FIDUCIAL PREDICTION AND SEMI-BAYESIAN INFERENCE
成果类型:
Article
署名作者:
DAWID, AP; WANG, JL
署名单位:
East China Normal University
刊物名称:
ANNALS OF STATISTICS
ISSN/ISSBN:
0090-5364
DOI:
10.1214/aos/1176349253
发表日期:
1993
页码:
1119-1138
关键词:
摘要:
We investigate the problem of fiducial prediction for unobserved quantities within the framework of the functional model described previously by Dawid and Stone. It is supposed that these are related to a completely unknown parameter by means of a regular functional model, and that the observations are either given as known functions of the predictands, or are themselves related to them by means of a functional model. We develop algebraic conditions which allow the application of fiducial logic to the prediction problem, and explore the consequences of such an application-some of which appear unacceptable unless still stronger conditions are imposed.

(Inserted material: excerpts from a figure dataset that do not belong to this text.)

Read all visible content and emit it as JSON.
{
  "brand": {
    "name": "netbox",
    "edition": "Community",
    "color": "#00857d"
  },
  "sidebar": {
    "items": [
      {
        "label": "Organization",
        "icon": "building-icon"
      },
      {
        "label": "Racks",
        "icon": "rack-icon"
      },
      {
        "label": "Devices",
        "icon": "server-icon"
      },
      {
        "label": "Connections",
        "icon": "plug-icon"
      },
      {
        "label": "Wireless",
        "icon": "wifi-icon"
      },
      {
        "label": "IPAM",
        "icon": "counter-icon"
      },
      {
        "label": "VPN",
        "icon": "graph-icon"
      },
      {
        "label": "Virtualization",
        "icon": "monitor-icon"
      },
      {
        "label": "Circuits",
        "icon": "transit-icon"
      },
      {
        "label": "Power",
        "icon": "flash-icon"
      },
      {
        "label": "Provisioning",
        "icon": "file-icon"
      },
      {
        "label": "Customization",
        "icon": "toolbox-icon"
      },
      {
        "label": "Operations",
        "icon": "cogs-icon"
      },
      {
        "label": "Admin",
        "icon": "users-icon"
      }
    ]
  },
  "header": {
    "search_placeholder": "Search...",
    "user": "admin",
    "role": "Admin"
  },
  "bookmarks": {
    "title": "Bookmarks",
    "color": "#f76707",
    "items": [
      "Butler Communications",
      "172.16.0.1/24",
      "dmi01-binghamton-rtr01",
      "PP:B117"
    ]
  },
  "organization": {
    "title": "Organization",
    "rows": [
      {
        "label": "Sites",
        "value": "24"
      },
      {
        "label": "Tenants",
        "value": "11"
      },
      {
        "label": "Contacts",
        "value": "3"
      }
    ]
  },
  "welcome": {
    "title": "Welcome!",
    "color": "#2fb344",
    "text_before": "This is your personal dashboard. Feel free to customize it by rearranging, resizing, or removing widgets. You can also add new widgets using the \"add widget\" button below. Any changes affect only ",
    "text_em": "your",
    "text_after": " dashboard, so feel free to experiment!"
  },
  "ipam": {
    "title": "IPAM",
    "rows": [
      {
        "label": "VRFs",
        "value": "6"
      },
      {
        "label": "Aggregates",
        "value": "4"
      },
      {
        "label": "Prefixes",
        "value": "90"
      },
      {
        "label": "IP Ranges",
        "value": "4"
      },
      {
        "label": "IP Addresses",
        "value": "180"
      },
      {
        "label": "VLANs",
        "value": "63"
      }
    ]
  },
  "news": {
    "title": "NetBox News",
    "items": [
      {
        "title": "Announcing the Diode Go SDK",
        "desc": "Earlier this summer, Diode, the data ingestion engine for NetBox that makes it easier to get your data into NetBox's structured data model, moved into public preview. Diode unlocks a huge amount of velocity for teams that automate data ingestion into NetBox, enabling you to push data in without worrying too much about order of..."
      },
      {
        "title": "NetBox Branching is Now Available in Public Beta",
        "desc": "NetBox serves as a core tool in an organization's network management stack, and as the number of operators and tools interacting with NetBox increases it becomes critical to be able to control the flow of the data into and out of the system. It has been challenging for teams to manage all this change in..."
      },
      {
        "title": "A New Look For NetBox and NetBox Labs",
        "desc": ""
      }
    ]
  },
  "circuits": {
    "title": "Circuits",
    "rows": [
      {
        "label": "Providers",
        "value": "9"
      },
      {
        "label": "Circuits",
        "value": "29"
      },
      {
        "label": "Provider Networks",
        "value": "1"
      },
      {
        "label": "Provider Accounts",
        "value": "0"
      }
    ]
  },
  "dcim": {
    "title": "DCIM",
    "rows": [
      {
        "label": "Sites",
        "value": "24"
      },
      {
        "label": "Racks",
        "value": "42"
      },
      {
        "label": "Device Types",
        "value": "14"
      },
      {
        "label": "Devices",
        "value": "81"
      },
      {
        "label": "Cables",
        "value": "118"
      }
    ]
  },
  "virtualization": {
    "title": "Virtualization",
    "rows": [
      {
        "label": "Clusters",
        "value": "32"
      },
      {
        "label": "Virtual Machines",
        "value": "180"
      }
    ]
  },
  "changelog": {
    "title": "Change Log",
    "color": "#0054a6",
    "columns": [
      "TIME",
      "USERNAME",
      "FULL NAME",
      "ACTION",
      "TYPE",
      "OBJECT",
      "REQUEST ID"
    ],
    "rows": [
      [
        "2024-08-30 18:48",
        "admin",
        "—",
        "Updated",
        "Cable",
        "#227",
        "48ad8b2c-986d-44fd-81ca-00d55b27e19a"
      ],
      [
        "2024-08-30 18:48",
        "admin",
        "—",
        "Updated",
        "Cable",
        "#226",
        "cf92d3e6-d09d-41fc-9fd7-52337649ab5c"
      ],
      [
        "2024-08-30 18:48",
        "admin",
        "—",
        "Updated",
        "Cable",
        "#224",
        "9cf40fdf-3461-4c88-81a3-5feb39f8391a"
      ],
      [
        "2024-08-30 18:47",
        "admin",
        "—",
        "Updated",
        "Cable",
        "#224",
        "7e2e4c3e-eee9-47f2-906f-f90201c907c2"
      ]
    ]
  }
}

A reinterpretation of the fiducial prediction problem is given which can be applied to yield an inferential distribution for the unknown parameter in the presence of partial prior information, expressible as a functional hypermodel for the parameter, governed by a completely unknown hyperparameter. This solution agrees with the fiducial distribution when the hypermodel is vacuous and with the Bayes posterior distribution when the hyperparameter is fully known, but allows in addition for intermediate levels of partial prior knowledge.